I am trying to extend my cooking repertoire. Even if I kill myself rather than keep working until 70, there are too many meals left before the occasion is likely to arise to keep eating just the same stuff, however delicious.
But it is all such a lot of trouble. Sometimes it takes me a while to get going.
I saw a recipe for Romesco Sauce. I was intrigued. I didn’t have all the ingredients. One of them was sherry.
There is no longer any Australian sherry: it is all (in fine print) “Fortified wine” and (in large print) “Cream” “Dry” “Sweet” etc. The real stuff starts at about $27: I’m not going to cook with that. I bought a local tipple.
It turned out I was wrong. Esoterically, sherry vinegar, rather than sherry, was called for. I’m not going to make a special trip to DJs or The Expensive Ingredient for that: doubtless it will be priced commensurately with sherry. I see other recipes call for red wine vinegar and that’s what I shall use.
I went back on the net and found the recipe. It has been adapted by Richard Cornish from a recipe by the man from El Bulli. There is a note at the end:
CORRECTION: The recipe for romesco sauce from Ferran Adria’s The Family Meal Family Cooking reprinted by Good Food on April 1 seems to contain an error. The original recipe calls for 420ml of sherry vinegar. We recommend a more suitable amount to be 40ml. This has been changed in the text.

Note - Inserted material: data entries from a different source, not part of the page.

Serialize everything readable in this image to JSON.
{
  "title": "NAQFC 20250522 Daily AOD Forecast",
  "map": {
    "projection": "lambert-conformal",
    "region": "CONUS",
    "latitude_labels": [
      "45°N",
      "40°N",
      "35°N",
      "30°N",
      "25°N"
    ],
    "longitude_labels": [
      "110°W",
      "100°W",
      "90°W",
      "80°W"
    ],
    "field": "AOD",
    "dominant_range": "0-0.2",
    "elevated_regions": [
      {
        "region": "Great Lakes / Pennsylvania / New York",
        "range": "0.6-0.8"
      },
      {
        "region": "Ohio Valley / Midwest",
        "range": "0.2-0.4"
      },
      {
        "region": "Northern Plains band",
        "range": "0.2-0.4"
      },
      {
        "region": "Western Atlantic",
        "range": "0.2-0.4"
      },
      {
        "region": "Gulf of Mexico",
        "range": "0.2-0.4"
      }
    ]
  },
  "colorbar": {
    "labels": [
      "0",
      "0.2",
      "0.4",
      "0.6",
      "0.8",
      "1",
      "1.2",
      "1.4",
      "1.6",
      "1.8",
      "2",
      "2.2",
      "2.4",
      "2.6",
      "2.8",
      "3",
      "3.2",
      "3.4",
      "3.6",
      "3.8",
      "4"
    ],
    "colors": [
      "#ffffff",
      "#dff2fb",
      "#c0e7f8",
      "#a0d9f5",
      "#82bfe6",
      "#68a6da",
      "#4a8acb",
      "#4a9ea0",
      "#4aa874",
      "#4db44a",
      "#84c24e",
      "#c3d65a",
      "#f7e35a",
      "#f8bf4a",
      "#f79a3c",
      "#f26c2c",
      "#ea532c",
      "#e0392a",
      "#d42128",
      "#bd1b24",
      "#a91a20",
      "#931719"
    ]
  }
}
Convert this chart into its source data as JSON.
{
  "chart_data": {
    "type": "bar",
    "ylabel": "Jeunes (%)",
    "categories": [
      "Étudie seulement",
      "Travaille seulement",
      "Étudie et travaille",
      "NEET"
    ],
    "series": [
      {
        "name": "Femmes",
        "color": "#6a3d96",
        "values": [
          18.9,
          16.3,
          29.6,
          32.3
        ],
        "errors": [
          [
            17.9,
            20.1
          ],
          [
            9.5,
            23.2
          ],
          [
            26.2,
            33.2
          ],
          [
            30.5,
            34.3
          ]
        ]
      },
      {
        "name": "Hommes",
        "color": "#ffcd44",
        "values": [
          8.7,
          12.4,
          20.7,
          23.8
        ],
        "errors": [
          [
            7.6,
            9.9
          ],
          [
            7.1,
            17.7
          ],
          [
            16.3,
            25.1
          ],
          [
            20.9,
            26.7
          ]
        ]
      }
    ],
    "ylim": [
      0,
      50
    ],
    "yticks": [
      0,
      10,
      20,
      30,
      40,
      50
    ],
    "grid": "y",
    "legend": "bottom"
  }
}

420/”about 40″ looks suspiciously like one-and-a-half ounces. What’s the bet that Richard Cornish’s adaptation was mostly simply a matter of converting the measurements to metric which came out wrong by a factor of 10?
That would be pretty disappointing if you’d roasted a few capsicums and a tomato, processed them together with hazelnuts (which you’d also cooked) and some breadcrumbs and some fresh thyme and finally splashed out on/with 420 mls of sherry vinegar.
Lucky I was a bit slow on the uptake.
In the meantime, I confess we have drunk the “sherry.”